L'effervescence y est incessante. Les terrasses de cafés sont gorgées de badauds, et il suffit de tendre l'oreille pour entendre le monde entier.
Toutes les langues s'y mêlent. Le moment le plus intense se situe lorsque l'horloge de la place de la Vieille Ville. Cadran lunaire, cadran solaire se mêlent pour mettre en évidence la danse de figurines, représentants des symboles de la religion. Les aiguilles s'animent, les figurines bougent, et quelques mètres plus bas, les passants sont figés comme pour mieux profiter du spectacle. Mais les symboles chrétiens ne sont pas les seuls qui donnent à Prague son image de haut lieu chrétien.
Proche de là, la découverte de l'ancien ghetto juif constitue une immersion dans la riche histoire de la ville. Du quartier, dont le nom est Josefov. Il ne reste que six synagogues et le vieux cimetière renfermant quelques milliers de tombeaux. La synagogue Vieille-Nouvelle, principal lieu de prières de la communauté juive de Prague, est la plus ancienne synagogue d'Europe. Mais que serait Prague et la vie qui l'entoure, sans la place Venceslas. Cette place de forme oblongue, baptisée d'après le saint patron du pays, le prince Saint Venceslas, a sa statue sur cette place centrale de la capitale. Haut lieu culturel, elle est aussi le cadre d'un commerce florissant. Prague sans la place Venceslas ne serait pas Prague. Mais, malgré les immenses efforts réalisés depuis l'entrée du pays dans l'Union européenne, les traces de l'emprise soviétique, durant une cinquantaine d'années, ont marqué nombre d'endroits de la ville. Dans les esprits, les images du Printemps de Prague de 1968 font parfois surface. Personne n'a oublié le geste de l'étudiant Jan Palac qui s'était immolé par le feu pour protester contre l'occupation russe. Depuis la scission avec la Slovaquie, et l'indépendance en 1993, conjuguée avec l'entrée dans l'Union européenne, il est clair que les aides financières ont aidés à la restauration et à la préservation du patrimoine architectural. Un trésor pour l'Europe entière !
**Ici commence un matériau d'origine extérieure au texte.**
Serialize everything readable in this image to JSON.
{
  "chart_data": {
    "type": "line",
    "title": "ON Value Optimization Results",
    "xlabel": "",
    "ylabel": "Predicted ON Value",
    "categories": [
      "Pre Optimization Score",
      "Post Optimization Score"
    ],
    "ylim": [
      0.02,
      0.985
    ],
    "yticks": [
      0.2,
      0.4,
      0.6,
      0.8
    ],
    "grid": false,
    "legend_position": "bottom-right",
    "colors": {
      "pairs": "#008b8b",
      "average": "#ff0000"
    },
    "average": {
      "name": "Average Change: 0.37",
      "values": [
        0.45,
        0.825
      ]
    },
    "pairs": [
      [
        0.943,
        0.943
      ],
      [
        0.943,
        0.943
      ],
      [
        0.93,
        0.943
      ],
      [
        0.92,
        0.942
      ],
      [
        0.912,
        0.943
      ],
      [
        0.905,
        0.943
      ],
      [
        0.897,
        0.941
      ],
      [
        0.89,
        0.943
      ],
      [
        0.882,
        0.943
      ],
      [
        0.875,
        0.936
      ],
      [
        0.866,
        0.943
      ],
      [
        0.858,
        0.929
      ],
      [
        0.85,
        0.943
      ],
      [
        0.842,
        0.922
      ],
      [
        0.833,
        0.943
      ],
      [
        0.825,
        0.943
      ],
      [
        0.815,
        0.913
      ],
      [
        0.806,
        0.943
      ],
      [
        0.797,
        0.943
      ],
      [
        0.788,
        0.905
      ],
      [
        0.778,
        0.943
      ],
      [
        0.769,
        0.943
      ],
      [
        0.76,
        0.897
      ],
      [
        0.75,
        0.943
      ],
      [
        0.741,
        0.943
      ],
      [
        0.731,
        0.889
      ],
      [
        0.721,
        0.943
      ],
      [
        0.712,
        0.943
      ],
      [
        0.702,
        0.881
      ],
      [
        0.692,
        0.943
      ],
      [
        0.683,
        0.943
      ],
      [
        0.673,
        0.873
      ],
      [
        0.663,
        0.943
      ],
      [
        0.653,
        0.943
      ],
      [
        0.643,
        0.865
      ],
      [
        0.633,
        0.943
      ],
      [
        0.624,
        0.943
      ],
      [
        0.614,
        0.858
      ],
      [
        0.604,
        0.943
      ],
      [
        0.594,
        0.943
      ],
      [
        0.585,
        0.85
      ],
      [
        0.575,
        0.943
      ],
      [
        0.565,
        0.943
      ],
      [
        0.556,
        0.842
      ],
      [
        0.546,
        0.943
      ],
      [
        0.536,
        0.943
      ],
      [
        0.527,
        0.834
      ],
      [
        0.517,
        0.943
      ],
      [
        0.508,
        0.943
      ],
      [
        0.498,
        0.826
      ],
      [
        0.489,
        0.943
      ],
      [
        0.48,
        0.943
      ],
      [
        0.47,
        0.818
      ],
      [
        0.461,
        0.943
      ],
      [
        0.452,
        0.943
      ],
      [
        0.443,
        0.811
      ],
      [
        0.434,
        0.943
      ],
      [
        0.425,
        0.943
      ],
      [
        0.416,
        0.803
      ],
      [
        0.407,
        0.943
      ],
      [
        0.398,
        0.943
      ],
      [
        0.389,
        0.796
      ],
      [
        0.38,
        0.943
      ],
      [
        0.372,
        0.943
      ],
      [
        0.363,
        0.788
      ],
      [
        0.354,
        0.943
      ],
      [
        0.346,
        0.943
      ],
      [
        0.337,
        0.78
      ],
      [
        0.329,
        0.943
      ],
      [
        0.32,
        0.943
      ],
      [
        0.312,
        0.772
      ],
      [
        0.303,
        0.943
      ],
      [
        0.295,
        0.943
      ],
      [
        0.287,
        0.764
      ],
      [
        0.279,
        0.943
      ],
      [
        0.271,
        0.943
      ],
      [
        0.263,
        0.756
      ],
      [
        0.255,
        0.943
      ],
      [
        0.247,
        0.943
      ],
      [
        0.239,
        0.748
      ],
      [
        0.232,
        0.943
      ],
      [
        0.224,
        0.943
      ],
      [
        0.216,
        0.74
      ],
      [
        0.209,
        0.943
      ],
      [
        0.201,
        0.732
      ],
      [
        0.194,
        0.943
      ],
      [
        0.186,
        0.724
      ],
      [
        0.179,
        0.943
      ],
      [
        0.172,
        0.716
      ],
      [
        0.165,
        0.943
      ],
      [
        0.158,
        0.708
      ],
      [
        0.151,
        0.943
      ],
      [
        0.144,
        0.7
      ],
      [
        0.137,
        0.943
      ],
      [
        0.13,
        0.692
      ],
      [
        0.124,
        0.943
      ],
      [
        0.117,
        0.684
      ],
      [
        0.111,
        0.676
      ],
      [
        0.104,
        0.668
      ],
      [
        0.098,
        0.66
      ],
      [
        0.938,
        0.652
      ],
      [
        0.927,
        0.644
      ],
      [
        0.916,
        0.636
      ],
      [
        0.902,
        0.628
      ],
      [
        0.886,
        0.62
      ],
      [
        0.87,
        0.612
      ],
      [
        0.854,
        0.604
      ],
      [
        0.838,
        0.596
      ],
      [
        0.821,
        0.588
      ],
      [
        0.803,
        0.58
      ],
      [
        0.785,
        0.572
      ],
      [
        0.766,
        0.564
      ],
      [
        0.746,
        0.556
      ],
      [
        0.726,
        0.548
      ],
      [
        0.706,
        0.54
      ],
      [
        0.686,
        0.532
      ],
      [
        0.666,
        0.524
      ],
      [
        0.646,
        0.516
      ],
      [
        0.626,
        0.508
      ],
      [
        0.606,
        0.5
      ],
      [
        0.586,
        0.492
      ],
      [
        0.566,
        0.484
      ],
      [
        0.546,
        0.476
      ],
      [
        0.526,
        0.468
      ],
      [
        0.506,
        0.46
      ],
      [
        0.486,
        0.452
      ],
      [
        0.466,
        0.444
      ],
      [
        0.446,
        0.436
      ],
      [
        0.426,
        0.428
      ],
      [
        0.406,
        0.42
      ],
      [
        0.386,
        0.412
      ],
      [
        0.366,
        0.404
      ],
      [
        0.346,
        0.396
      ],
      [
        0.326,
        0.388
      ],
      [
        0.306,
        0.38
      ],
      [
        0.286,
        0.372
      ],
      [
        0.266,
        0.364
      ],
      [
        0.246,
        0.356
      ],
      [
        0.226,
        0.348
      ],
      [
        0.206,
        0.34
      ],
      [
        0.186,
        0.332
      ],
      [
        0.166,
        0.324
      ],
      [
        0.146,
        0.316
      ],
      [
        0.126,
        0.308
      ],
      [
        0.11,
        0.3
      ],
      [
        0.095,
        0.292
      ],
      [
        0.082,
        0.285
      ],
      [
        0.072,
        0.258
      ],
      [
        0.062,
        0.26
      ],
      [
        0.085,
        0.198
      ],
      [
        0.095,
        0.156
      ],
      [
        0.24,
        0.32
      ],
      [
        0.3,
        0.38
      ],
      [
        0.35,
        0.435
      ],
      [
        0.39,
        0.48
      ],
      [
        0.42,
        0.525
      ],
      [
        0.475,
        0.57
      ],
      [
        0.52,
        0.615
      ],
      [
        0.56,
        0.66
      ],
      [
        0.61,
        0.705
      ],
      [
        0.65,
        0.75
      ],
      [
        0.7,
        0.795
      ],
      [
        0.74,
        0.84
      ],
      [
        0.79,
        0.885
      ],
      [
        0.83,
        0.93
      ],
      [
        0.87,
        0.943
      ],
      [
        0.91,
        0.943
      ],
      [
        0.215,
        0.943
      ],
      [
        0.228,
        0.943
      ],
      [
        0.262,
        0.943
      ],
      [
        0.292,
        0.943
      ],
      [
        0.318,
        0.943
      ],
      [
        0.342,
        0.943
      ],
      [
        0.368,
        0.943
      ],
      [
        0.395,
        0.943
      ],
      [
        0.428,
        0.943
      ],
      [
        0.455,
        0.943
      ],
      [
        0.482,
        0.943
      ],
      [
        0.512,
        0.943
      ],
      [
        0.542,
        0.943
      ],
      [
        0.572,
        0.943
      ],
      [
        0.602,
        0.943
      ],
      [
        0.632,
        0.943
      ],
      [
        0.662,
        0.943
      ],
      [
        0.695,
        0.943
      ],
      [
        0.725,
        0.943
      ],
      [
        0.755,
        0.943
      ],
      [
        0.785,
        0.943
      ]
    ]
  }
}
Lorsque l'on pénètre les alentours de Prague, c'est toute la Bohême centrale qui se dévoile. Le tumulte de la grande ville laisse la place à des paysages vallonnés, où les couleurs changent au gré des routes. Dans la région minière de Pribram, au milieu des puits, à travers lesquels, nombre de mineurs ont extrait du minerai d'argent, les forêts s'étalent. Les villages
traversés donnent encore une image d'authenticité.
Mais vu du ciel, la Bohême centrale se révèle comme un endroit où les marques de l'histoire de l'Europe sont encore très présentes. Des Châteaux
de Karlstejn, héritage de Charles IV, en passant par celui de Konospiste, forteresse gothique qui a vécu au rythme des dernières années de l'archiduc François Ferdinand, ou encore le château Sternberk...
La Bohême centrale et Prague, c'est une alchimie, un riche mélange entre un passé toujours présent et un présent tourné vers le futur. Ne dit-on pas que le centre de gravité de l'Europe s'est déplacé vers l'Est. Prague et la Bohême centrale en sont certainement une incarnation.